Select “Folder Path” if you want Chat with RTX to read in a text file or PDF from your PC, and pick YouTube URL if you want to use the transcripts from a YouTube video or playlist.

Keep in mind that it will try to use every text file in the folder you specify, so it is best to create a new folder that only contains the files you want it to pull from.

Click the drop-down menu under 'Dataset,' then select 'Folder Path' or 'YouTube URL.'

Processing the new dataset will take time, and the more data you provide, the longer it will take. I tested Chat with RTX on an NVIDIA 3060 12GB GPU, and found that an average novel will finish in less than a minute. Newer and more powerful GPUs will be faster. You can check the Terminal window (it may be Command Prompt if you’re on Windows 10) to see how it is progressing.

Chat with RTX generating embeddings from a plain text novel.

However, just because you can feed it all 70 gigabytes of Project Gutenberg in an attempt to turn it into a literary whiz doesn’t mean you should—in fact, I recommend against it. Chat with RTX works best when you don’t mix multiple sources, and when those sources are on the small side.

Chat with RTX Does Hallucinate

Chat with RTX, regardless of which model you use, has the same problem that all AI Chatbots do: it hallucinates.
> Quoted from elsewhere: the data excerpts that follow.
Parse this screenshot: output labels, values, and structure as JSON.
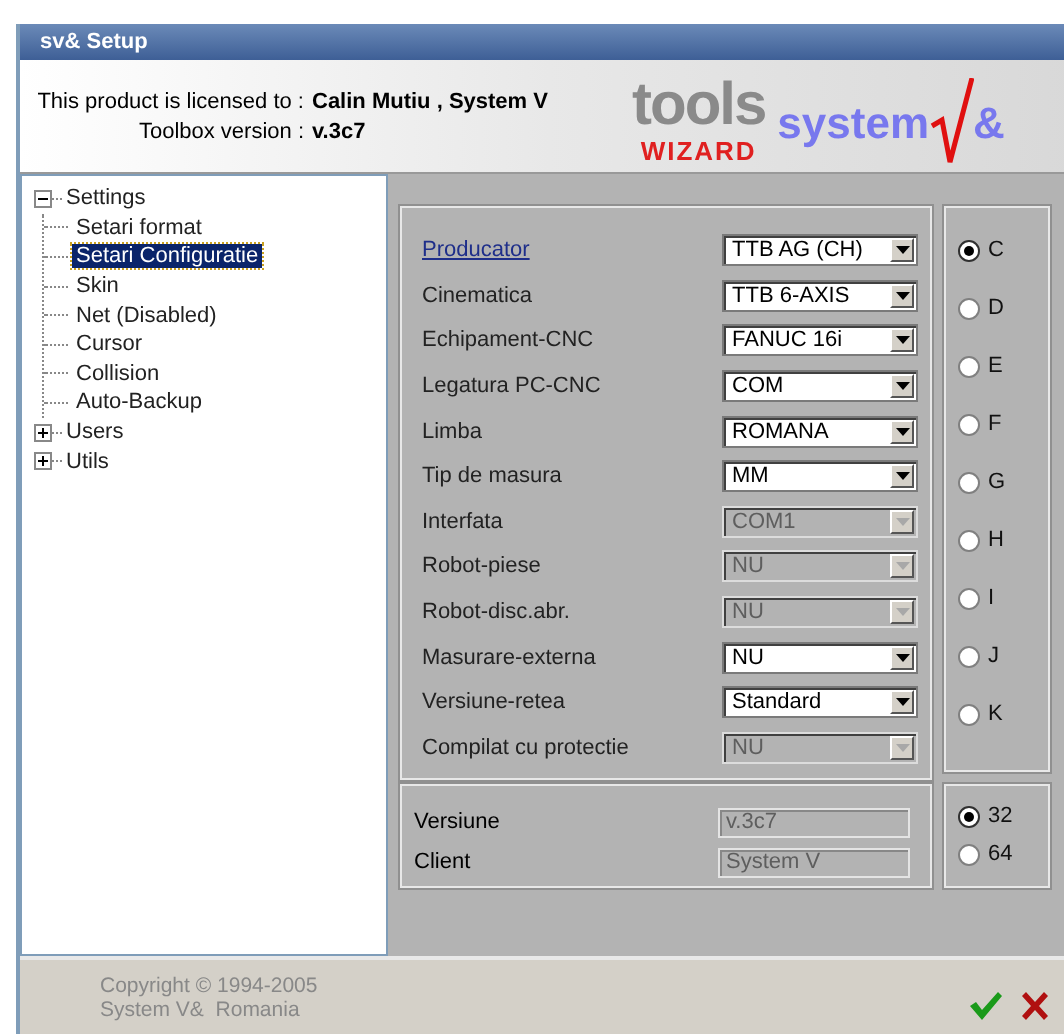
{
  "window": {
    "title": "sv& Setup"
  },
  "header": {
    "license_label": "This product is licensed to :",
    "license_value": "Calin Mutiu , System V",
    "version_label": "Toolbox version :",
    "version_value": "v.3c7",
    "logo": {
      "tools": "tools",
      "wizard": "WIZARD",
      "system": "system",
      "amp": "&"
    }
  },
  "tree": [
    {
      "label": "Settings",
      "expanded": true,
      "selected": false,
      "children": [
        {
          "label": "Setari format",
          "selected": false
        },
        {
          "label": "Setari Configuratie",
          "selected": true
        },
        {
          "label": "Skin",
          "selected": false
        },
        {
          "label": "Net (Disabled)",
          "selected": false
        },
        {
          "label": "Cursor",
          "selected": false
        },
        {
          "label": "Collision",
          "selected": false
        },
        {
          "label": "Auto-Backup",
          "selected": false
        }
      ]
    },
    {
      "label": "Users",
      "expanded": false,
      "selected": false
    },
    {
      "label": "Utils",
      "expanded": false,
      "selected": false
    }
  ],
  "form": [
    {
      "label": "Producator",
      "kind": "link",
      "value": "TTB AG (CH)",
      "disabled": false
    },
    {
      "label": "Cinematica",
      "kind": "text",
      "value": "TTB 6-AXIS",
      "disabled": false
    },
    {
      "label": "Echipament-CNC",
      "kind": "text",
      "value": "FANUC 16i",
      "disabled": false
    },
    {
      "label": "Legatura PC-CNC",
      "kind": "text",
      "value": "COM",
      "disabled": false
    },
    {
      "label": "Limba",
      "kind": "text",
      "value": "ROMANA",
      "disabled": false
    },
    {
      "label": "Tip de masura",
      "kind": "text",
      "value": "MM",
      "disabled": false
    },
    {
      "label": "Interfata",
      "kind": "text",
      "value": "COM1",
      "disabled": true
    },
    {
      "label": "Robot-piese",
      "kind": "text",
      "value": "NU",
      "disabled": true
    },
    {
      "label": "Robot-disc.abr.",
      "kind": "text",
      "value": "NU",
      "disabled": true
    },
    {
      "label": "Masurare-externa",
      "kind": "text",
      "value": "NU",
      "disabled": false
    },
    {
      "label": "Versiune-retea",
      "kind": "text",
      "value": "Standard",
      "disabled": false
    },
    {
      "label": "Compilat cu protectie",
      "kind": "text",
      "value": "NU",
      "disabled": true
    }
  ],
  "drives": [
    {
      "label": "C",
      "selected": true
    },
    {
      "label": "D",
      "selected": false
    },
    {
      "label": "E",
      "selected": false
    },
    {
      "label": "F",
      "selected": false
    },
    {
      "label": "G",
      "selected": false
    },
    {
      "label": "H",
      "selected": false
    },
    {
      "label": "I",
      "selected": false
    },
    {
      "label": "J",
      "selected": false
    },
    {
      "label": "K",
      "selected": false
    }
  ],
  "info": [
    {
      "label": "Versiune",
      "value": "v.3c7"
    },
    {
      "label": "Client",
      "value": "System V"
    }
  ],
  "bits": [
    {
      "label": "32",
      "selected": true
    },
    {
      "label": "64",
      "selected": false
    }
  ],
  "footer": {
    "copyright": "Copyright © 1994-2005",
    "company": "System V&  Romania"
  }
}
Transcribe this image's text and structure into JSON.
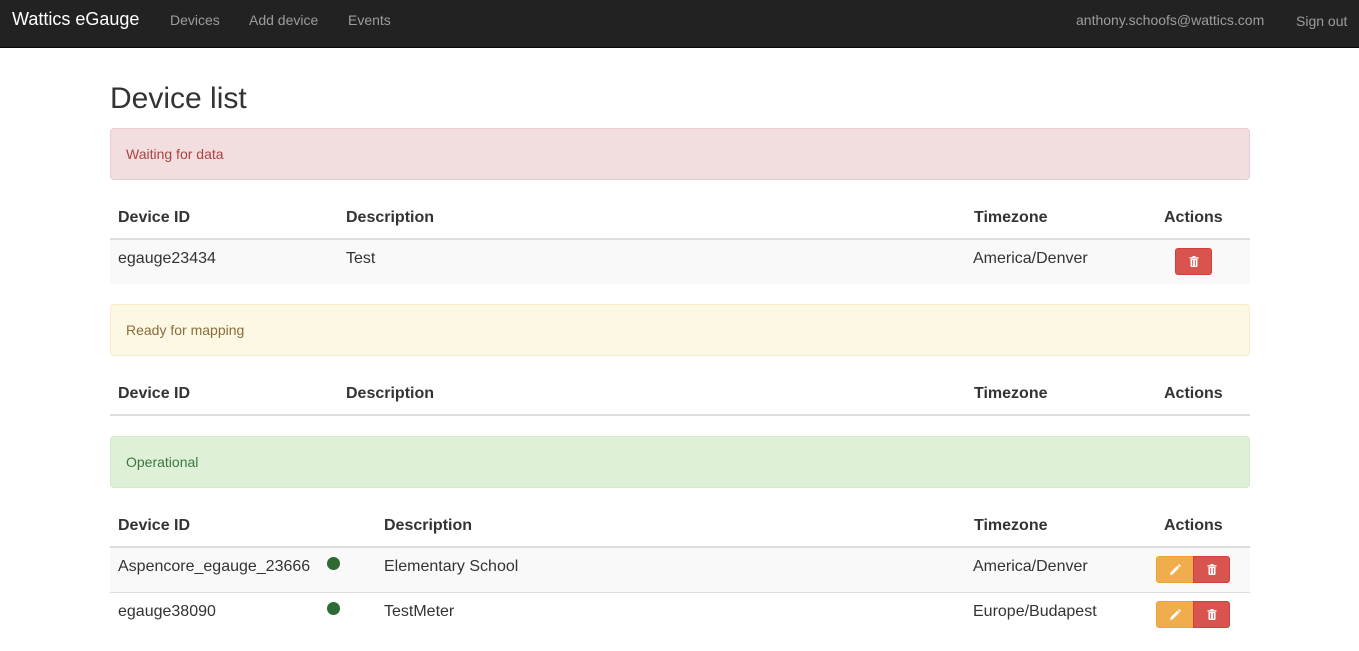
{
  "navbar": {
    "brand": "Wattics eGauge",
    "links": [
      "Devices",
      "Add device",
      "Events"
    ],
    "user_email": "anthony.schoofs@wattics.com",
    "sign_out": "Sign out"
  },
  "page_title": "Device list",
  "sections": [
    {
      "status": "Waiting for data",
      "headers": [
        "Device ID",
        "Description",
        "Timezone",
        "Actions"
      ],
      "rows": [
        {
          "device_id": "egauge23434",
          "description": "Test",
          "timezone": "America/Denver",
          "actions": [
            "delete-icon"
          ]
        }
      ]
    },
    {
      "status": "Ready for mapping",
      "headers": [
        "Device ID",
        "Description",
        "Timezone",
        "Actions"
      ],
      "rows": []
    },
    {
      "status": "Operational",
      "headers": [
        "Device ID",
        "Description",
        "Timezone",
        "Actions"
      ],
      "rows": [
        {
          "device_id": "Aspencore_egauge_23666",
          "status_icon": "online-dot-icon",
          "description": "Elementary School",
          "timezone": "America/Denver",
          "actions": [
            "edit-icon",
            "delete-icon"
          ]
        },
        {
          "device_id": "egauge38090",
          "status_icon": "online-dot-icon",
          "description": "TestMeter",
          "timezone": "Europe/Budapest",
          "actions": [
            "edit-icon",
            "delete-icon"
          ]
        }
      ]
    }
  ],
  "colors": {
    "navbar_bg": "#222222",
    "danger": "#d9534f",
    "warning": "#f0ad4e",
    "online_dot": "#2e6b33"
  }
}
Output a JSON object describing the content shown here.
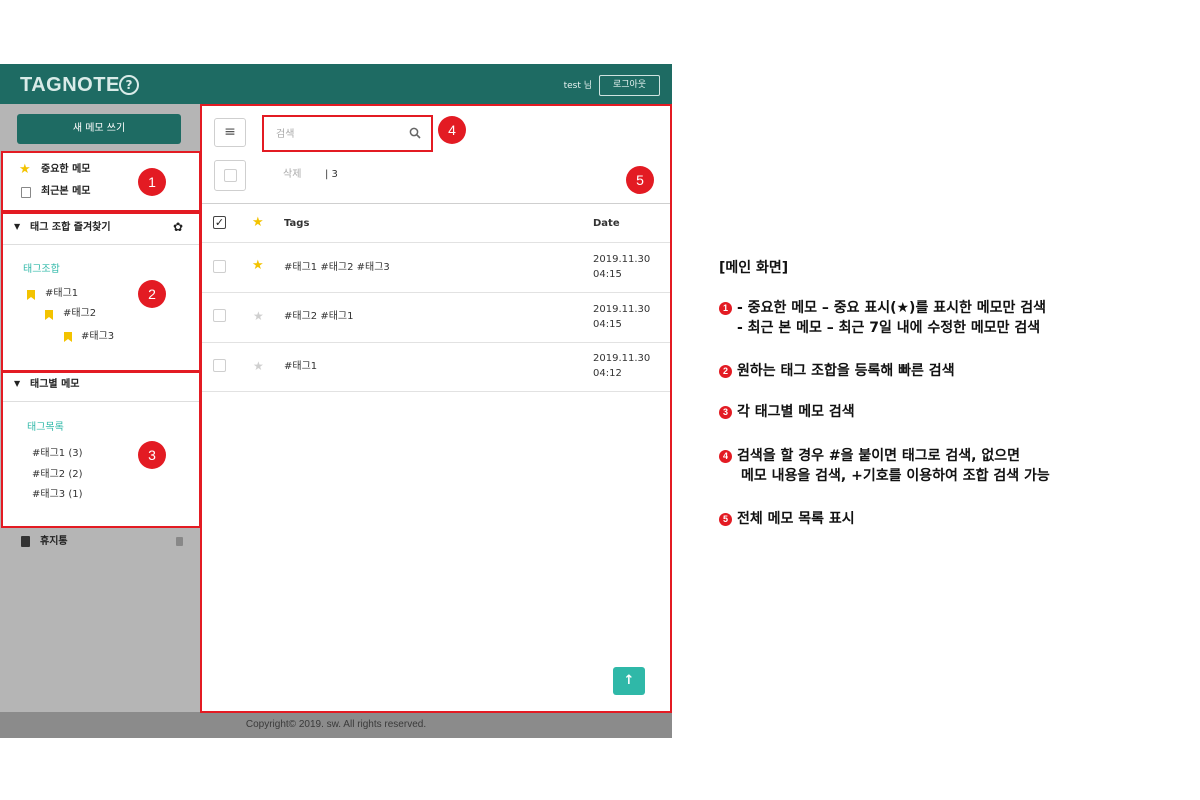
{
  "header": {
    "logo": "TAGNOTE",
    "help_icon": "?",
    "user_label": "test 님",
    "logout_label": "로그아웃",
    "bg_color": "#1e6b63"
  },
  "sidebar": {
    "new_memo_label": "새 메모 쓰기",
    "quick_items": [
      {
        "label": "중요한 메모",
        "icon": "star-icon"
      },
      {
        "label": "최근본 메모",
        "icon": "note-icon"
      }
    ],
    "favorites": {
      "title": "태그 조합 즐겨찾기",
      "settings_icon": "✿",
      "group_label": "태그조합",
      "tags": [
        "#태그1",
        "#태그2",
        "#태그3"
      ]
    },
    "tag_memos": {
      "title": "태그별 메모",
      "list_label": "태그목록",
      "tags": [
        {
          "label": "#태그1",
          "count": "(3)"
        },
        {
          "label": "#태그2",
          "count": "(2)"
        },
        {
          "label": "#태그3",
          "count": "(1)"
        }
      ]
    },
    "trash_label": "휴지통"
  },
  "main": {
    "menu_icon": "≡",
    "search_placeholder": "검색",
    "delete_label": "삭제",
    "count_label": "| 3",
    "columns": {
      "tags": "Tags",
      "date": "Date"
    },
    "rows": [
      {
        "tags": "#태그1 #태그2 #태그3",
        "date": "2019.11.30",
        "time": "04:15",
        "starred": true
      },
      {
        "tags": "#태그2 #태그1",
        "date": "2019.11.30",
        "time": "04:15",
        "starred": false
      },
      {
        "tags": "#태그1",
        "date": "2019.11.30",
        "time": "04:12",
        "starred": false
      }
    ],
    "top_icon": "↑"
  },
  "badges": [
    "1",
    "2",
    "3",
    "4",
    "5"
  ],
  "footer": "Copyright© 2019. sw. All rights reserved.",
  "description": {
    "title": "[메인 화면]",
    "items": [
      {
        "num": "1",
        "lines": [
          "- 중요한 메모 – 중요 표시(★)를 표시한 메모만 검색",
          "- 최근 본 메모 – 최근 7일 내에 수정한 메모만 검색"
        ]
      },
      {
        "num": "2",
        "lines": [
          "원하는 태그 조합을 등록해 빠른 검색"
        ]
      },
      {
        "num": "3",
        "lines": [
          "각 태그별 메모 검색"
        ]
      },
      {
        "num": "4",
        "lines": [
          "검색을 할 경우 #을 붙이면 태그로 검색, 없으면",
          "메모 내용을 검색, +기호를 이용하여 조합 검색 가능"
        ]
      },
      {
        "num": "5",
        "lines": [
          "전체 메모 목록 표시"
        ]
      }
    ]
  },
  "colors": {
    "accent": "#1e6b63",
    "teal": "#2fb8a8",
    "highlight": "#e31b23",
    "star": "#f3c300"
  }
}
If it doesn’t know something, it will usually confidently declare an answer anyway.

When given the prompt “Who is John Wayne,” Chat with RTX happily told me when he was born and when he died, what genre he was known for, and his iconic roles in “The Duke of Hazzard,” “True Grit,” and “Read Dead Outlaw.”

The prompt 'Who is John Wayne?' and Chat with RTX's reply.

Of course, John Wayne wasn’t in “The Dukes of Hazzard,” and so far as I can tell, “Red Dead Outlaw” isn’t even a movie—though it does sound like the sort of movie John Wayne would star in.

Chat with RTX seems less given to hallucinations when it doesn’t know something about a file or YouTube video you gave it. It will often state outright that the source you provided doesn’t contain the information you asked about.

Chat with RTX correctly states that there is no information about Frodo Baggins or Samwise Gamgee in 'Frankenstein.'

However, sometimes it doesn’t. This becomes more noticeable when you provide more than one file at a time. I pulled “Frankenstein” and “The Raven” from Project Gutenberg and fed them into Chat with RTX, and then asked it why Dr. Frankenstein commanded the monster to eat the raven. It correctly told me that Dr. Frankenstein didn’t command the monster to kill the raven, but then claimed that Dr. Frankenstein was attempting to link his thoughts to the bird’s message.

Chat with RTX mixing up information from Shelley's 'Frankenstein' with Poe's 'The Raven.'

The trouble is that Dr. Frankenstein and the Raven exist in completely separate stories—Chat with RTX just mixed and-matched story elements to get a coherent-sounding answer.

These problems are not unique to Chat with RTX, nor the models it uses, Mistral 7B or Llama 13B. As consumer hardware gets faster and sophisticated models become more optimized, the technology will become more reliable. For now, if you keep things simple and don’t overload it with information, Chat with RTX can provide an interesting and helpful way to interact with documents. Just remember to treat everything it tells you with a bit of skepticism.